Moreover, the federal government’s huge budget deficit and other pressing priorities—including the Iraq war, homeland security, tax changes, and Social Security—could take a big bite out of federal funds available to states, experts at the Nov. 5 gathering said.
“We clearly are very concerned about what all this means for state budgets,” said state Delegate John A. Hurson, a Democrat in Maryland’s lower house who is this year’s president of the NCSL.
The Denver-based NCSL brought its analysts here three days after the general elections to help dissect how the results might affect state policy—and to make the case that the outcomes of state-level campaigns should be looked at in addition to those for federal offices.
“All the oxygen gets sucked up by the race for the White House, but we happen to think that [states] is where the work is really being done,” said NCSL senior fellow Tim Storey.
Read a related story,
Calling state legislative races the “hidden election,” Mr. Storey said some noteworthy trends emerged from the results. Among them were the dominance of Republicans in the South, and the strong showing in some places by Democrats, who picked up significant numbers of legislative seats in Minnesota, New Hampshire, North Carolina, and Vermont.
Close Party Splits
But the results did little to ease the close divisions between the two parties in many states.
“While the Democrats did manage to do OK at the state level, we are now in the position of a country that is very, very evenly divided,” Mr. Hurson said.
Given that reality, analysts said that legislators in many states will have to find ways to work together on big-ticket items such as the federal No Child Left Behind Act, which was identified by the experts here as one of the top issues for state lawmakers in the upcoming legislative sessions.
An NCSL task force has been meeting monthly since April of this year to discuss potential changes to the No Child Left Behind law. The panel’s recommendations, which are expected to center on the costs of implementing the law and the viability of states’ testing systems, are due to be released in late January.
Corinna Eckl, the NCSL’s fiscal-affairs director, said the preliminary data from states’ fiscal 2005 budgets show that revenues are at about the same levels they were in fiscal 2002, before states began to see massive budget shortfalls from the recession.
“I don’t think revenues will have the ability to return to the robust levels of the 1990s,” Ms. Eckl said. Further, she added, “we are in a more conservative fiscal climate.”

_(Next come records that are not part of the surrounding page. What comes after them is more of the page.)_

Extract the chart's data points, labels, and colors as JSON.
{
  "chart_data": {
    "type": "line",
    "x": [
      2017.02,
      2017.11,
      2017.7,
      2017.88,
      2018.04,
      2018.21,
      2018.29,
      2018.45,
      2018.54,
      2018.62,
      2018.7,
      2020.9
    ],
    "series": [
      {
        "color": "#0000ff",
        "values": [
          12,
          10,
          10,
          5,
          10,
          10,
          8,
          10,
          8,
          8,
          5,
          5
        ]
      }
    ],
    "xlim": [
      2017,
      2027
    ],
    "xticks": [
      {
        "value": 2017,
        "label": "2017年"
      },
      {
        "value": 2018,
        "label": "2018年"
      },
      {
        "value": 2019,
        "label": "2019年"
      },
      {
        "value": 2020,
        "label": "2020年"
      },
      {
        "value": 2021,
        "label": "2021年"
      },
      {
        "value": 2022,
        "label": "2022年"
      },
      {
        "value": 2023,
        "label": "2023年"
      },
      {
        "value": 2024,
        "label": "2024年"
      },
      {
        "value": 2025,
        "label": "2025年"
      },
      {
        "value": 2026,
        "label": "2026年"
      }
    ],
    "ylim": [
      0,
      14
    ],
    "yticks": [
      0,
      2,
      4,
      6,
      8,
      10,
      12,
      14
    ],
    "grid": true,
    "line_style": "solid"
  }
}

That conservative climate extended to ballot initiatives related to school finance that were put before voters around the country on Nov. 2. In general, voters were receptive to measures that increased education funding—if the proposals did not translate into higher taxes, said Jennie Bowser, an NCSL program principal. (“Voters Largely Reject Funding, Policy Shifts,” Nov. 10, 2004.)
While the tax-limitation movement may be starting to sputter, she said, the idea of tax increases for education is still not drawing many votes.
But states will be under a lot of pressure to restore money cut in the budgets for higher education in the last two years, as most residents see college as a means of improving their states’ economies, Ms. Eckl said.
The cuts to higher education have shifted more costs, including large tuition and fee increases, onto students and their parents, she said.
“There’s going to be additional pressure on lawmakers to relieve these pressures and give students greater access and more affordability,” Ms. Eckl said.